Como dice Prieto, “como no es usual que produzca enfermedad grave, entonces es muy raro que la gente vaya a consulta y es difícil diagnosticarlo”. Para tratarlo no hay algún antiviral conocido. Tampoco una vacuna.
Pero, como reitera Rodríguez, “hay un panorama de preguntas bastante amplio”, para las cuales están buscando respuesta. Uno de los principales interrogantes tiene que ver con la transmisión vertical, es decir, la transmisión del virus de una madre al feto que tiene en su vientre. A mediados del año pasado, en Brasil, se presentó el primer caso que ofreció las primeras señales de eso podía estar ocurriendo.
Según el último reporte de la Organización Panamericana de la Salud, en 2024 se confirmaron cinco de esos casos en Brasil. De estos, cuatro resultaron en muerte fetal y un caso presentó anomalía congénita. Además, se están investigando otras 22 muertes fetales, cinco abortos espontáneos y cuatro casos más de anomalías congénitas.
Precisamente, el otro gran interrogante es si el virus de Oropouche puede causar malformaciones congénitas a los fetos, como microcefalia, una condición en la que el bebé nace con la cabeza más pequeña de lo normal o su cabeza deja de crecer como debería. “Sin duda; ese es uno de los asuntos que más nos inquieta”, añade Rodríguez. “Ya hay en marcha estudios para tener más certeza, pero es algo que nos preocupa mucho. Seguro nos tomará algunos meses poder hallar una respuesta, porque hay que descartar otros factores. Pero sí es un punto clave sobre este virus”.
Una de las razones por las cuales es tan inquietante para quienes estudian enfermedades tropicales es porque tienen el amargo recuerdo del Zika. En 2015, en Brasil, identificaron que ese virus, transmitido por otro viejo conocido —el mosquito Aedes aegypt—, podía provocar muerte fetal o anomalías en los fetos. Entre ellas, microcefalia, aunque hay un listado más largo de malformaciones, como mostraba una revisión de evidencia de 2020, publicada en Plos One.

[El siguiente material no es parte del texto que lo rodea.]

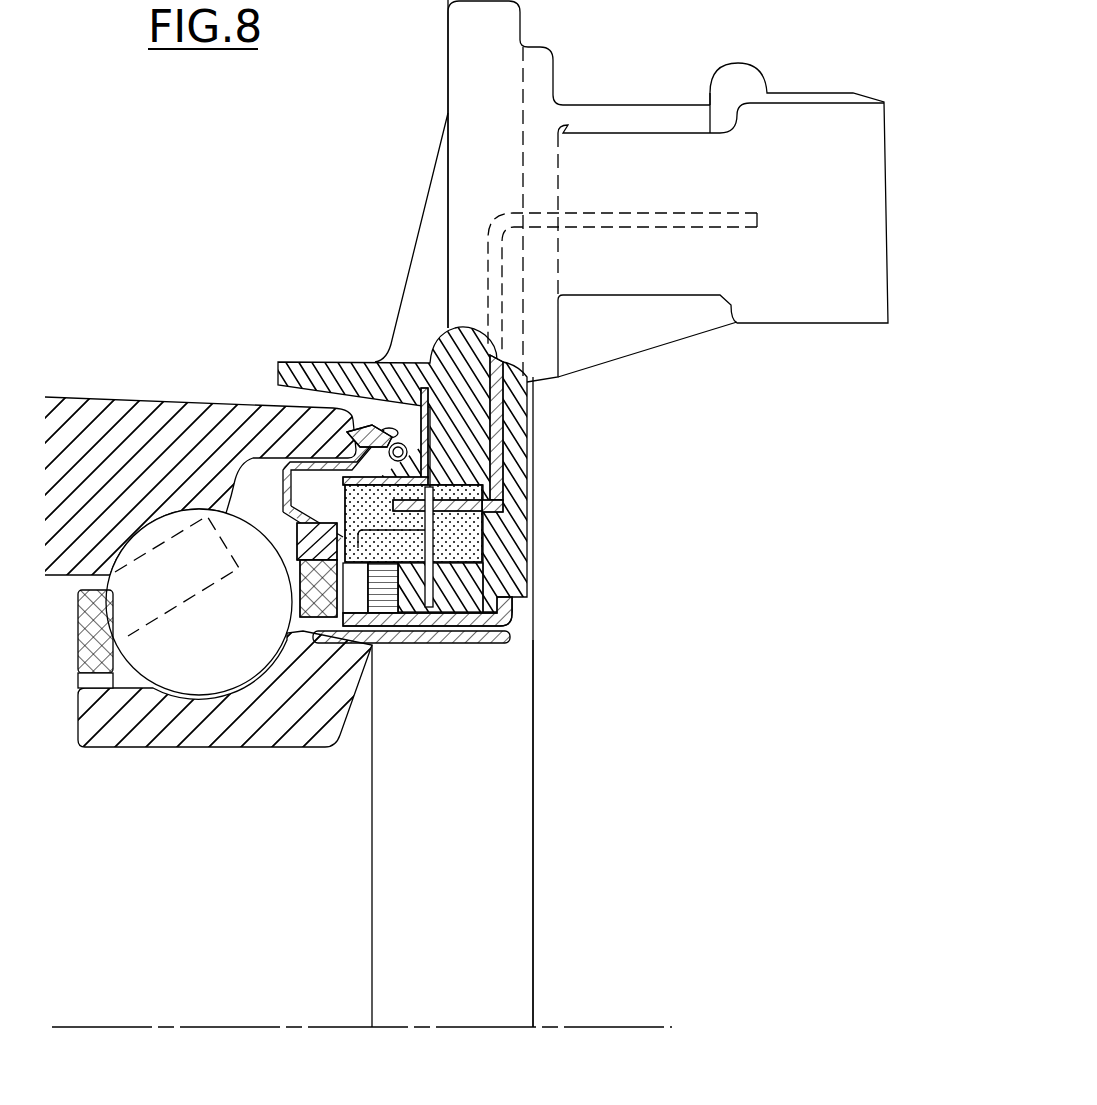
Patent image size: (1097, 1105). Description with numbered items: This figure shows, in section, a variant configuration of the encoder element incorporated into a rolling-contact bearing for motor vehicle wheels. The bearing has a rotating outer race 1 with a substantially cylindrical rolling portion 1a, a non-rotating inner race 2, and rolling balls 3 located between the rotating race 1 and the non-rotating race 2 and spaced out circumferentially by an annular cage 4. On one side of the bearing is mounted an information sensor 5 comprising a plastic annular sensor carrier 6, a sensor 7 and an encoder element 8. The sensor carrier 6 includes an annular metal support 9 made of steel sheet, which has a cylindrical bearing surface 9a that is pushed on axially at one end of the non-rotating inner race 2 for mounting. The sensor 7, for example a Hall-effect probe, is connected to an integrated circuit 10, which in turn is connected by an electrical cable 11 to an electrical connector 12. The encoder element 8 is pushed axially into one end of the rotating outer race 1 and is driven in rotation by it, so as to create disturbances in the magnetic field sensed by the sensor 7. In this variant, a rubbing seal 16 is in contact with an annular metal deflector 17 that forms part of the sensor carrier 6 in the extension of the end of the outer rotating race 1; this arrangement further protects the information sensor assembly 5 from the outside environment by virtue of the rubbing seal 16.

The rotating outer race 1 is at (284, 443).
The cylindrical rolling portion 1a is at (142, 425).
The non-rotating inner half-race 2 is at (148, 717).
The rolling ball 3 is at (220, 657).
The annular cage 4 is at (93, 657).
The information sensor 5 is at (545, 692).
The sensor carrier 6 is at (477, 790).
The sensor 7 is at (355, 597).
The encoder element 8 is at (283, 530).
The annular metal support 9 is at (402, 704).
The cylindrical bearing surface 9a is at (332, 637).
The integrated circuit 10 is at (433, 547).
The electrical cable 11 is at (505, 413).
The electrical connector 12 is at (641, 215).
The rubbing seal 16 is at (412, 440).
The annular metal deflector 17 is at (356, 428).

En una reunión que hubo en Bogotá en los últimos días de enero de este año, en la que estuvieron varios expertos en arbovirus, Socorro Azevedo, investigadora del Instituto Evandro Chagas, del gobierno brasilero, les refrescó la memoria a sus colegas: “Nuestro grupo fue pionero al identificar el virus en mujeres embarazadas cuyos bebés presentaron malformaciones congénitas. Este hallazgo permitió emitir una alerta global para monitorear a las mujeres embarazadas ante posibles riesgos”.
Durante el encuentro, organizado por la OPS, les recordó, además, que toda mujer embarazada con sospecha de infección por Oropouche o Zika “debe ser monitoreada cuidadosamente para evaluar posibles impactos en su bebé” para intentar desarrollar estrategias preventivas. De hecho, ese grupo se había dado cita en la capital colombiana para definir cuáles deberían ser las prioridades de investigación para llenar los vacíos que hay sobre el virus de Oropouche.
El otro interrogante que aún queda por resolver es sobre si es posible que haya una transmisión sexual del virus. Hasta el momento no se ha registrado ninguna, pero una investigación detectó el Oropouche en el semen de un paciente. La recomendación de los CDC de Estados Unidos es que si a un hombre lo diagnostican con la enfermedad use condón o se abstenga de tener sexo por, al menos, seis semanas.
De lo que sí parece haber pistas un poco más claras es sobre algunos elementos que pueden ser impulsores de la propagación del virus. En el estudio de The Lancet Infectious Diseases, los autores advierten que los factores climáticos es uno de los principales que pueden exacerbar futuros brotes. El fenómeno de El Niño tuvo un rol esencial, dicen. Otros que pueden influir en la abundancia de vectores, indican, son los cambios en el uso del suelo y la deforestación, un fenómeno imparable en la Amazonia.